His mind contemplated the issue. “I’ll think about it. Depends on how willing she is to share her photos.”
“She does this for joy,” Chana said. “For the love of the world around her. She has a very unique insight into everything.”
“And why is that?”
Chana lowered her voice. “I honestly think it’s because she spent years caring for her dying mother—tr
ied to make each moment count before she lost her. No treatment was working, so they knew the end was inevitable, and yet every day they tried to do something to make that day special. After her mother passed away six months ago, Lacy continued the practice. And coming here has been a dream of hers since forever. All I ever heard from her was how she wanted to come see Pompeii.”
He’d just taken a step away when he heard that last bit. He spun around and looked at Chana hard. “What do you mean?”
He watched as his team leader shrugged her shoulders. “Honestly? She saw a documentary when she was young, like six or seven. Since then it’s all she’s talked about.”

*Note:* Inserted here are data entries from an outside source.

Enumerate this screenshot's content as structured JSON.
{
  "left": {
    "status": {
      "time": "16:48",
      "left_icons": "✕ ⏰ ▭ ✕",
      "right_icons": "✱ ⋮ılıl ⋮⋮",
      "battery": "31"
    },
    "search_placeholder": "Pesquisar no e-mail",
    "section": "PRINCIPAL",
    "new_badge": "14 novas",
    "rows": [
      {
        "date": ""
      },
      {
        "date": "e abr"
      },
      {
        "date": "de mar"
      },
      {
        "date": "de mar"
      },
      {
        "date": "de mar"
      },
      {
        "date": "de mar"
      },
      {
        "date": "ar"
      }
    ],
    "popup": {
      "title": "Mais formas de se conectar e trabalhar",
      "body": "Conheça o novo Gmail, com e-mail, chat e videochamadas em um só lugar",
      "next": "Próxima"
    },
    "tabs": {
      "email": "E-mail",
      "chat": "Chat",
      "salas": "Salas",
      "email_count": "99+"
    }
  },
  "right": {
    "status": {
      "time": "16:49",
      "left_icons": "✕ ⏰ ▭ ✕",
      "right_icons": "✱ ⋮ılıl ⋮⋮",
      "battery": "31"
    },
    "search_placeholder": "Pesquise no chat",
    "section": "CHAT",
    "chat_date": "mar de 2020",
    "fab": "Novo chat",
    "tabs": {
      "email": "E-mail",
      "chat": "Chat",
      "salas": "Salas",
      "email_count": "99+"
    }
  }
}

“And this is her first time here?”
Chana nodded. “I really want to make it a good visit for her. She deserves that. She’s a good person, and she spent a lot of years of her life making her mother’s life easier every day.”
He kept his thoughts to himself, but he couldn’t keep his gaze off Lacey. What did she see behind that lens of hers? Did she see the people of the past? The death and disaster? The good? The evil? Did she see the masks?
Voluntarily taking that walk of grief was hard. He’d only seen one person do it well—his own mother had nursed his sister to her early end. It took a lot of spirit, a lot of heart, but it could also break someone. And the breaks could be hidden inside where no one knew. That could make them weak, make them easily accessible, make them susceptible to all kinds of dangers.
He could admire what she’d done, but she needed watching.
A lot was going on here that nobody knew about, that nobody understood because they couldn’t relate to the dark forces underneath. But anybody who had been called from halfway across the world, with a need instilled at such a young age—well, that meant that person needed to be here. He just didn’t know why. But he’d find out. His visit just became open-ended. He didn’t dare leave the site and Lacey alone …
Things happened here. People were doing things they weren’t aware of. He’d seen the anomaly before—once, as a young man, just starting out at a Mayan ruin dig, where there’d been similar incidences to what he saw here. Only back then, they got much worse… ending with several deaths.